It has been a defining year for Crown Research Institutes (CRIs) and for AgResearch in particular. Inherently, it has been a year of change for the organisation and the science sector in New Zealand. For AgResearch, the focus has very much been on building a sustainable business that will better serve the pastoral sector. With the implementation of the CRI Taskforce recommendations, decisions affecting the wider AgResearch environment are proving significant.
Coming as it did, off a sub-optimal performance the previous year, AgResearch sought to find new and better ways of achieving solutions for the pastoral sector. Still work in progress, we are determined to do better in the coming financial year. Although the proposed merger with Lincoln University did not proceed, it has led to a raft of partnership initiatives that are producing results. These include dairy research, bio-protection, nitrous oxide research and postgraduate supervision.
Refocusing the business to meet current and future needs regrettably led to a number of redundancies, decisions that are never easy among such close knit and dedicated groups. These changes were exacerbated by the disappointing rejection of the wool levy by farmers and consequently further reduction in research income. The uncertainty created for individual staff during this period lasted longer than anyone would have wished.
AgResearch has welcomed and is embracing with enthusiasm the reforms emanating from the very timely review of CRIs. We take the challenges seriously, and are committed to ensuring that this Institute plays its full role in successfully implementing the required changes. AgResearch fully supports the call for better collaboration and linkages across science providers.

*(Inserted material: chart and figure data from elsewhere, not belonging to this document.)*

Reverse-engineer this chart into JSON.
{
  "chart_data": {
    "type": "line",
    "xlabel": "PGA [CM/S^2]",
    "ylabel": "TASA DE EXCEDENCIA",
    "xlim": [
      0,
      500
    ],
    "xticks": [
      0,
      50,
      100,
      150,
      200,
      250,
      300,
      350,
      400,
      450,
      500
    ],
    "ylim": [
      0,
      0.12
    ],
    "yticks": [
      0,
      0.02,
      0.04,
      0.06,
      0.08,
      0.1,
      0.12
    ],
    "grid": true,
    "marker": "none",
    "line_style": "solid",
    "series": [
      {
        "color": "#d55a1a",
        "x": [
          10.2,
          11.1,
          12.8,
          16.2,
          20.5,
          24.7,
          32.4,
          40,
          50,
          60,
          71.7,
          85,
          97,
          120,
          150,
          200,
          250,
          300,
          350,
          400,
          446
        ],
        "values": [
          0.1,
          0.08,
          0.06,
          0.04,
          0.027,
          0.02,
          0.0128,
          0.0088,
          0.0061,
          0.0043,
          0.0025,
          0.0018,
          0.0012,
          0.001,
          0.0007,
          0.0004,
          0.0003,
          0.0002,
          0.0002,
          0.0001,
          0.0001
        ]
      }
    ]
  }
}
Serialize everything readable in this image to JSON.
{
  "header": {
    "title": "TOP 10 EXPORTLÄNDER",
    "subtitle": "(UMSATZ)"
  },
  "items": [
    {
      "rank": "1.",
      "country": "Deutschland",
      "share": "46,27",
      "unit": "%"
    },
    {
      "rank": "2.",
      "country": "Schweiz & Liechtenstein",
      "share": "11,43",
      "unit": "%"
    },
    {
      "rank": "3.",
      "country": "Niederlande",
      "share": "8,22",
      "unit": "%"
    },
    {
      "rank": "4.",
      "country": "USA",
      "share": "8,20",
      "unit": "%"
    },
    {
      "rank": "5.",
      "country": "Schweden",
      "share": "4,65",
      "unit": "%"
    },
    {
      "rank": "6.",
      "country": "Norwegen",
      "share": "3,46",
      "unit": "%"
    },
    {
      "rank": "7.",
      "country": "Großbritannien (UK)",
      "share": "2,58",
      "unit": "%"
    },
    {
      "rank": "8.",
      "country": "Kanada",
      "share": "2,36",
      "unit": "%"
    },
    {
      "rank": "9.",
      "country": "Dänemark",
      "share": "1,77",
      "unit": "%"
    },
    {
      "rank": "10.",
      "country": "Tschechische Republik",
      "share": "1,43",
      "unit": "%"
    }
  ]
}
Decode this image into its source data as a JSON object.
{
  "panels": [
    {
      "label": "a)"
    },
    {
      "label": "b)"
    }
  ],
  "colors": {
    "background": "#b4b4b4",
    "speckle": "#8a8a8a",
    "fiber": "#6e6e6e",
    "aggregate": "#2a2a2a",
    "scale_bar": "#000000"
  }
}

Realistically, village-New Zealand has a relatively modest income, and I'm confident that the collaborative formula that has proved its value for many of New Zealand's sporting endeavours will do so in the fields of science, technology and extension. AgResearch's current collaborative efforts encompass the:
- Hopkirk Research Institute (animal health)
- Riddet Institute (scientific research into foods and human nutrition)
- Liggins Institute (animal and human epigenetics)
- Bio-Protection Research Centre (plant protection)
- Massey and Lincoln Universities (several initiatives including Adjunct Professors)
- Centre for Reproduction and Genomics (with the University of Otago)
- National Centre for Biosecurity and Infectious Diseases
- The New Zealand Agricultural Greenhouse Gas Research Centre
AgResearch has been a key part of the Pastoral 21 programme which includes Fonterra, DairyNZ and Beef + Lamb New Zealand (formerly Meat & Wool New Zealand) specifically in the environment and forage areas. AgResearch remains committed to Ovita (with Beef + Lamb New Zealand) and to many Consortia, including Pastoral Genomics, Pastoral Greenhouse Gas, Meat Biologics and Johne's Disease Research each with multiple membership.
One of the many highlights of the past year has been AgResearch's continuing investment and commitment to working with the dairy industry through the establishment of the Tokanui Dairy Research Farm. Tokanui has enhanced our dairy research capability and helped broaden and deepen our industry relationships, especially with Fonterra and DairyNZ.
The vision, vibrancy and real achievements of the Institute are in the laboratories and on our farms and campuses around the country where staff work. A small sample of this work features in this report. The scope of course is much wider, and on behalf of the Board I want to thank all our staff for their tremendous efforts over the past year. I especially want to thank Dr Andrew West, who resigned on 30 June after six fully committed years as AgResearch Chief Executive. We wish Andy and Janine all the best in the future. On 15 September, the new Chief Executive, Dr Tom Richardson, comes on board.
Finally, I would like to thank my fellow Directors for their contributions and unwavering commitment to AgResearch. This has been a demanding year, and each has played a significant part.